Looking around her as a stranger would, and seeing his life’s work as merely a multitude of evidence on display, Buffy knew that this looked so much worse than anything she had imagined finding. Based on what she had seen, she was certain that it was possible that Spike had painted the forged Renoir himself. The almost forgotten forged painting that had started off this whole investigation. If he had somehow managed to keep his personal gallery of horrors out of his work, he certainly had the talent to pull it off. But even worse, his other paintings implied that he was guilty of the murders Giles had accused him of. But would it be enough to convict him?
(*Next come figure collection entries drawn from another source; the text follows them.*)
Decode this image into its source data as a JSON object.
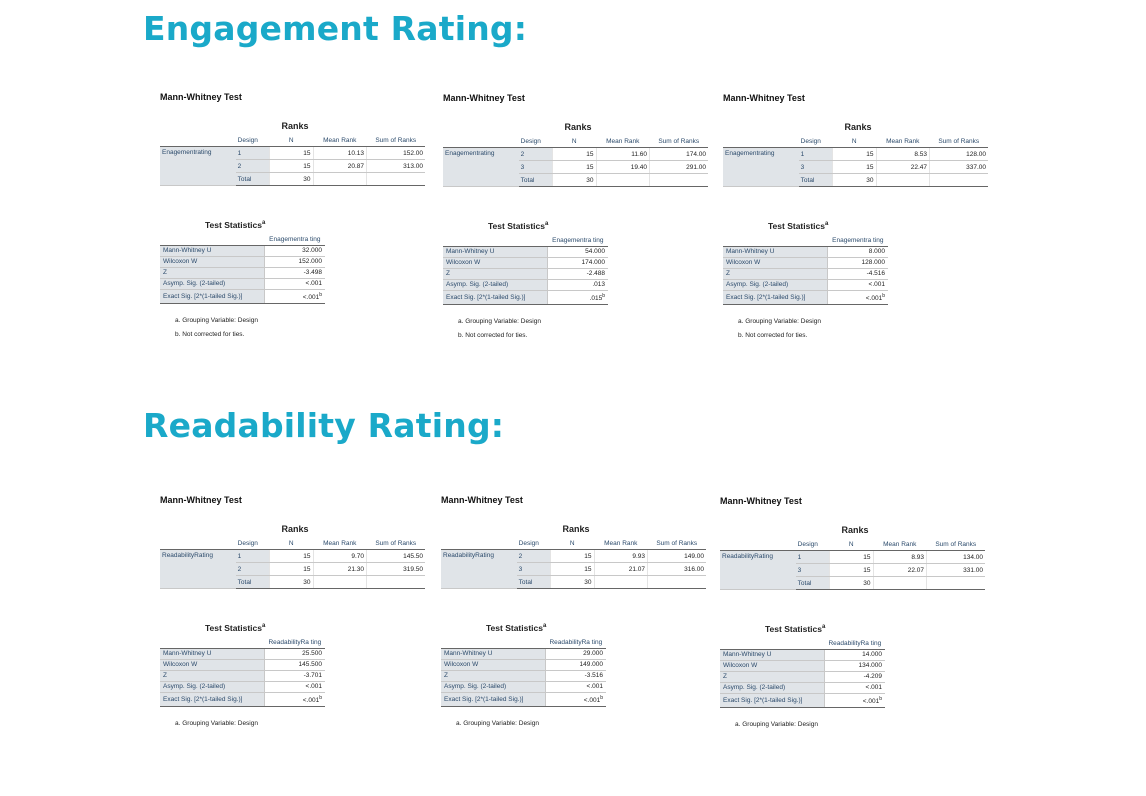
{
  "sections": [
    {
      "heading": "Engagement Rating:",
      "panels": [
        {
          "mw_title": "Mann-Whitney Test",
          "ranks_title": "Ranks",
          "col_design": "Design",
          "col_n": "N",
          "col_mean": "Mean Rank",
          "col_sum": "Sum of Ranks",
          "variable": "Enagementrating",
          "rows": [
            {
              "design": "1",
              "n": "15",
              "mean": "10.13",
              "sum": "152.00"
            },
            {
              "design": "2",
              "n": "15",
              "mean": "20.87",
              "sum": "313.00"
            }
          ],
          "total_label": "Total",
          "total_n": "30",
          "ts_title": "Test Statistics",
          "ts_sup": "a",
          "ts_col": "Enagementra ting",
          "stats": [
            {
              "label": "Mann-Whitney U",
              "value": "32.000"
            },
            {
              "label": "Wilcoxon W",
              "value": "152.000"
            },
            {
              "label": "Z",
              "value": "-3.498"
            },
            {
              "label": "Asymp. Sig. (2-tailed)",
              "value": "<.001"
            },
            {
              "label": "Exact Sig. [2*(1-tailed Sig.)]",
              "value": "<.001",
              "sup": "b"
            }
          ],
          "note_a": "a. Grouping Variable: Design",
          "note_b": "b. Not corrected for ties."
        },
        {
          "mw_title": "Mann-Whitney Test",
          "ranks_title": "Ranks",
          "col_design": "Design",
          "col_n": "N",
          "col_mean": "Mean Rank",
          "col_sum": "Sum of Ranks",
          "variable": "Enagementrating",
          "rows": [
            {
              "design": "2",
              "n": "15",
              "mean": "11.60",
              "sum": "174.00"
            },
            {
              "design": "3",
              "n": "15",
              "mean": "19.40",
              "sum": "291.00"
            }
          ],
          "total_label": "Total",
          "total_n": "30",
          "ts_title": "Test Statistics",
          "ts_sup": "a",
          "ts_col": "Enagementra ting",
          "stats": [
            {
              "label": "Mann-Whitney U",
              "value": "54.000"
            },
            {
              "label": "Wilcoxon W",
              "value": "174.000"
            },
            {
              "label": "Z",
              "value": "-2.488"
            },
            {
              "label": "Asymp. Sig. (2-tailed)",
              "value": ".013"
            },
            {
              "label": "Exact Sig. [2*(1-tailed Sig.)]",
              "value": ".015",
              "sup": "b"
            }
          ],
          "note_a": "a. Grouping Variable: Design",
          "note_b": "b. Not corrected for ties."
        },
        {
          "mw_title": "Mann-Whitney Test",
          "ranks_title": "Ranks",
          "col_design": "Design",
          "col_n": "N",
          "col_mean": "Mean Rank",
          "col_sum": "Sum of Ranks",
          "variable": "Enagementrating",
          "rows": [
            {
              "design": "1",
              "n": "15",
              "mean": "8.53",
              "sum": "128.00"
            },
            {
              "design": "3",
              "n": "15",
              "mean": "22.47",
              "sum": "337.00"
            }
          ],
          "total_label": "Total",
          "total_n": "30",
          "ts_title": "Test Statistics",
          "ts_sup": "a",
          "ts_col": "Enagementra ting",
          "stats": [
            {
              "label": "Mann-Whitney U",
              "value": "8.000"
            },
            {
              "label": "Wilcoxon W",
              "value": "128.000"
            },
            {
              "label": "Z",
              "value": "-4.516"
            },
            {
              "label": "Asymp. Sig. (2-tailed)",
              "value": "<.001"
            },
            {
              "label": "Exact Sig. [2*(1-tailed Sig.)]",
              "value": "<.001",
              "sup": "b"
            }
          ],
          "note_a": "a. Grouping Variable: Design",
          "note_b": "b. Not corrected for ties."
        }
      ]
    },
    {
      "heading": "Readability Rating:",
      "panels": [
        {
          "mw_title": "Mann-Whitney Test",
          "ranks_title": "Ranks",
          "col_design": "Design",
          "col_n": "N",
          "col_mean": "Mean Rank",
          "col_sum": "Sum of Ranks",
          "variable": "ReadabilityRating",
          "rows": [
            {
              "design": "1",
              "n": "15",
              "mean": "9.70",
              "sum": "145.50"
            },
            {
              "design": "2",
              "n": "15",
              "mean": "21.30",
              "sum": "319.50"
            }
          ],
          "total_label": "Total",
          "total_n": "30",
          "ts_title": "Test Statistics",
          "ts_sup": "a",
          "ts_col": "ReadabilityRa ting",
          "stats": [
            {
              "label": "Mann-Whitney U",
              "value": "25.500"
            },
            {
              "label": "Wilcoxon W",
              "value": "145.500"
            },
            {
              "label": "Z",
              "value": "-3.701"
            },
            {
              "label": "Asymp. Sig. (2-tailed)",
              "value": "<.001"
            },
            {
              "label": "Exact Sig. [2*(1-tailed Sig.)]",
              "value": "<.001",
              "sup": "b"
            }
          ],
          "note_a": "a. Grouping Variable: Design"
        },
        {
          "mw_title": "Mann-Whitney Test",
          "ranks_title": "Ranks",
          "col_design": "Design",
          "col_n": "N",
          "col_mean": "Mean Rank",
          "col_sum": "Sum of Ranks",
          "variable": "ReadabilityRating",
          "rows": [
            {
              "design": "2",
              "n": "15",
              "mean": "9.93",
              "sum": "149.00"
            },
            {
              "design": "3",
              "n": "15",
              "mean": "21.07",
              "sum": "316.00"
            }
          ],
          "total_label": "Total",
          "total_n": "30",
          "ts_title": "Test Statistics",
          "ts_sup": "a",
          "ts_col": "ReadabilityRa ting",
          "stats": [
            {
              "label": "Mann-Whitney U",
              "value": "29.000"
            },
            {
              "label": "Wilcoxon W",
              "value": "149.000"
            },
            {
              "label": "Z",
              "value": "-3.516"
            },
            {
              "label": "Asymp. Sig. (2-tailed)",
              "value": "<.001"
            },
            {
              "label": "Exact Sig. [2*(1-tailed Sig.)]",
              "value": "<.001",
              "sup": "b"
            }
          ],
          "note_a": "a. Grouping Variable: Design"
        },
        {
          "mw_title": "Mann-Whitney Test",
          "ranks_title": "Ranks",
          "col_design": "Design",
          "col_n": "N",
          "col_mean": "Mean Rank",
          "col_sum": "Sum of Ranks",
          "variable": "ReadabilityRating",
          "rows": [
            {
              "design": "1",
              "n": "15",
              "mean": "8.93",
              "sum": "134.00"
            },
            {
              "design": "3",
              "n": "15",
              "mean": "22.07",
              "sum": "331.00"
            }
          ],
          "total_label": "Total",
          "total_n": "30",
          "ts_title": "Test Statistics",
          "ts_sup": "a",
          "ts_col": "ReadabilityRa ting",
          "stats": [
            {
              "label": "Mann-Whitney U",
              "value": "14.000"
            },
            {
              "label": "Wilcoxon W",
              "value": "134.000"
            },
            {
              "label": "Z",
              "value": "-4.209"
            },
            {
              "label": "Asymp. Sig. (2-tailed)",
              "value": "<.001"
            },
            {
              "label": "Exact Sig. [2*(1-tailed Sig.)]",
              "value": "<.001",
              "sup": "b"
            }
          ],
          "note_a": "a. Grouping Variable: Design"
        }
      ]
    }
  ]
}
She was never going to get a better opportunity. The more the girl in her was confused and traumatized, the more Agent Buffy Summers took control. Depending on what she found, she probably never wanted to come back to this house, or see Spike, ever again.

His defeated demeanor and the fact that backup was so close by made her bold. “I’ll stay the night if you like.”

“What?” He wiped his face and rose unsteadily to his feet.

“In my own room,” she amended. “You probably shouldn’t be alone right now. This has been a very difficult evening.”

Once he was asleep she would try to get back into the workroom and take pictures of everything she could. Giles would probably be able to run the images through some kind of computer program, and they might be able to come up with names for some of the faces. Faced with enough facts, they might be able to piece together what was going on here. Or maybe Spike would confess to her. “If you feel up to it we can talk about it more in the morning. Does that sound okay to you?”

“Thank you. I should have painted you with wings, you’re like an angel to me.” He reached out to touch her face and tried not to notice that she refused to allow it. He could understand that she’d be feeling very ambivalent about him right now. He wasn’t too happy with himself. But then he never was.